Mit Dichloressigsäure wird sonst eine Stoffwechselstörung behandelt. Ein einfaches, preiswertes Mittel scheint die Lösung bei verschiedenen Krebsarten zu sein. Doch bislang fehlen die Studien, um DCA als Krebsmittel zu etablieren.
Kanadischen Forschern ist es gelungen, Krebszellen aus drei verschiedenen Geweben mit einem Wirkstoff abzutöten, der bereits für andere Therapien eingesetzt wird: DCA. Doch ob sie damit ein Wundermittel gegen Krebs entdeckt haben, bleibt abzuwarten.
Seit Jahrzehnten wird der Wirkstoff Dichlorazetat (DCA oder Dichloressigsäure) zur Behandlung von Stoffwechselstörungen eingesetzt, die zu einer übermäßigen Produktion von Milchsäure (Laktat) und damit zu einer Übersäuerung des Blutes führen, der sogenannten Laktat-Azidose. Evangelos Michelakis von der Universität Alberta und seine Kollegen haben 2007 menschliche Krebszellen aus der Lunge, der Brust und dem Gehirn mit diesem kleinen Molekül behandelt. Die Krebszellen – egal von welcher Tumorart – vermehrten sich nicht mehr ungehemmt und aktivierten stattdessen ihr Selbstmordprogramm (Apoptose). In weiteren Versuchen schrumpften auf Ratten transplantierte Tumore aus menschlichen Krebszellen, wenn die Tiere DCA mit dem Trinkwasser bekamen. Da der Wirkstoff dabei in Konzentrationen eingesetzt wurde, wie sie in der Therapie von Laktat-Azidose üblich sind, könnte man sofort mit Versuchen an menschlichen Krebspatienten beginnen.
Der Warburg-Effekt
Bislang war es in der Krebsmedizin üblich, maßgeschneiderte Therapien für die unterschiedlichsten Tumorarten zu entwickeln, da sie sich in ihrem genetischen Profil mitunter stark unterscheiden. Es wäre höchst erstaunlich, wenn eine so preiswerte Substanz wie DCA eine universelle Krebstherapie wäre. Allerdings würde das den Warburg-Effekt bestätigen.
Otto Warburg (1882-1970), ein 1931 mit dem Nobelpreis geehrter Biochemiker, hatte schon in den 1920er Jahren die Beobachtung gemacht, dass Krebszellen einen ganz eigenen Stoffwechsel haben: Während gesunde Zellen den ihnen zur Verfügung stehenden Zucker unter Verbrauch von Sauerstoff bei der sogenannten Zellatmung vollständig zu Kohlendioxid (CO2) verbrennen, gewinnen Tumorzellen Energie, indem sie den Zucker zu Milchsäure vergären, und zwar auch dann, wenn genügend Sauerstoff zur Verfügung steht.

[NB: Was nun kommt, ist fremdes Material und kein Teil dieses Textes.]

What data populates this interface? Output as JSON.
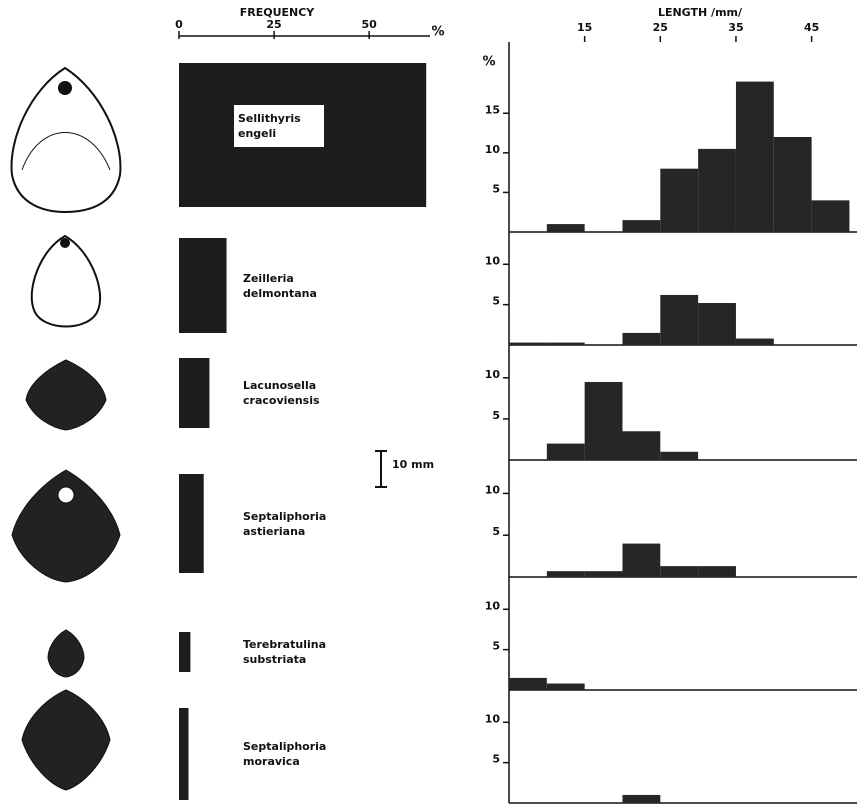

Diese Eigenschaft – nach ihrem Entdecker „Warburg- Effekt“ getauft – ist seit langem wissenschaftlich anerkannt. Es wurde sogar wiederholt gezeigt, dass ein Krebs sich umso aggressiver ausbreitet, je stärker ausgeprägt der Warburg-Effekt ist. Der Stoffwechsel von Tumorzellen ähnelt also dem von Patienten mit Laktat-Azidose. Es war diese Parallele, die Michelakis und seine Kollegen auf den Gedanken brachte, DCA bei Krebszellen zu testen.
Wenn die Zellatmung wieder einsetzt, müssen Krebszellen sterben
Bisher gingen die meisten Experten davon aus, dass das Umschalten der Krebszellen auf Gärung auf einem irreversiblen Defekt der Mitochondrien beruht. Denn Zellatmung findet nur in den Mitochondrien statt, die Gärung dagegen läuft im Zellplasma ab. Deshalb war es für viele höchst überraschend, dass DCA tatsächlich den erhofften Effekt hatte: Der Transport von Zuckerabbauprodukten in die Mitochondrien wurde durch DCA wieder in Gang gesetzt, so dass die Zellatmung wieder einsetzte. Für die Krebszellen hatte das tödliche Konsequenzen, denn die Mitochondrien lösen den programmierten Zelltod der Krebszellen aus.
Bislang hat sich allerdings noch niemand gefunden, der ausführliche Studien zu DCA finanziert. Denn die Substanz ist ja bereits auf dem Markt und damit nicht mehr patentierbar. Unterdessen tauschen Krebskranke im Internet bereits Tipps zur Einnahme von DCA aus. Dabei warnt Michelakis selbst eindringlich auf einer DCA-Internet-Seite vor den Selbstversuchen mit DCA. Zu viele Faktoren seien bislang unerforscht, mögliche Nebenwirkungen und Wechselwirkungen mit anderen Medikamenten unbekannt.